Pru’s move, which had been tipped by Money Marketing in June, sees the company join Legal & General, which already calculates rates on this basis, and Norwich Union, which is moving to the method in the autumn. The three providers accounted for over 55 per cent of the annuity market in 2007.
Aegon says it has no immediate plans to adopt this pricing model but is “watching what competitors are doing closely”.
Standard Life says it is monitoring the market closely but has no current plans to adopt postcode pricing.
Hargreaves Lansdown pensions analyst Nigel Callaghan believes other insurers will be forced to follow or face a huge commercial risk of having too many healthy policyholders on their annuity books.
He says: “The early entrants are likely to pick the unhealthy lives first, dramatically altering the pool for the remaining providers.”

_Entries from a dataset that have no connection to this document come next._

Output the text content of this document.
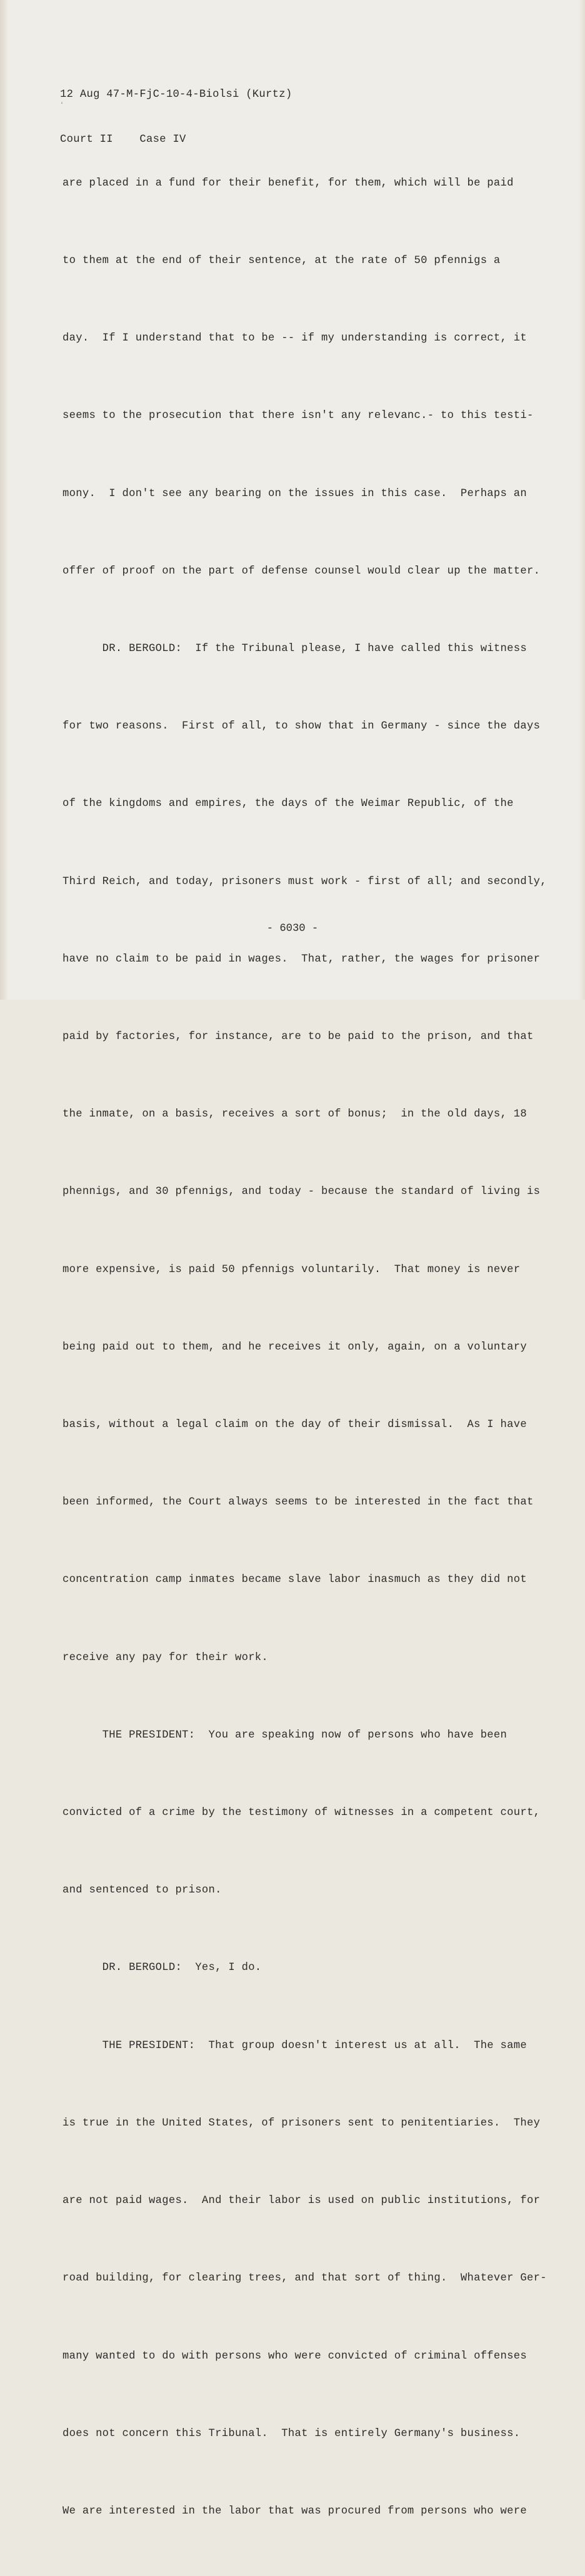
12 Aug 47-M-FjC-10-4-Biolsi (Kurtz)

Court II    Case IV

‘

are placed in a fund for their benefit, for them, which will be paid

to them at the end of their sentence, at the rate of 50 pfennigs a

day.  If I understand that to be -- if my understanding is correct, it

seems to the prosecution that there isn't any relevanc.- to this testi-

mony.  I don't see any bearing on the issues in this case.  Perhaps an

offer of proof on the part of defense counsel would clear up the matter.

DR. BERGOLD:  If the Tribunal please, I have called this witness

for two reasons.  First of all, to show that in Germany - since the days

of the kingdoms and empires, the days of the Weimar Republic, of the

Third Reich, and today, prisoners must work - first of all; and secondly,

have no claim to be paid in wages.  That, rather, the wages for prisoner

paid by factories, for instance, are to be paid to the prison, and that

the inmate, on a basis, receives a sort of bonus;  in the old days, 18

phennigs, and 30 pfennigs, and today - because the standard of living is

more expensive, is paid 50 pfennigs voluntarily.  That money is never

being paid out to them, and he receives it only, again, on a voluntary

basis, without a legal claim on the day of their dismissal.  As I have

been informed, the Court always seems to be interested in the fact that

concentration camp inmates became slave labor inasmuch as they did not

receive any pay for their work.

THE PRESIDENT:  You are speaking now of persons who have been

convicted of a crime by the testimony of witnesses in a competent court,

and sentenced to prison.

DR. BERGOLD:  Yes, I do.

THE PRESIDENT:  That group doesn't interest us at all.  The same

is true in the United States, of prisoners sent to penitentiaries.  They

are not paid wages.  And their labor is used on public institutions, for

road building, for clearing trees, and that sort of thing.  Whatever Ger-

many wanted to do with persons who were convicted of criminal offenses

does not concern this Tribunal.  That is entirely Germany's business.

We are interested in the labor that was procured from persons who were

- 6030 -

Callaghan also considers that as annuity pricing becomes less competitive for people in affluent districts, these people will become less likely to opt for an annuity and more likely to take drawdown or other products.
Pru is to introduce lifestyle pricing as an additional risk factor from mid-August and will apply it to guaranteed conventional annuities.
It says the new pricing will reduce the cross-subsidy of payments from people who live shorter lives to those that live longer.
This could mean a 5 per cent increase to an individual’s annuity if they live in a less affluent neighbourhood, says the company.
Prudential head of annuity development Athole Smith says: “It is part of an evolution in the market that will see pricing become more accurate in reflecting the risks being underwritten.”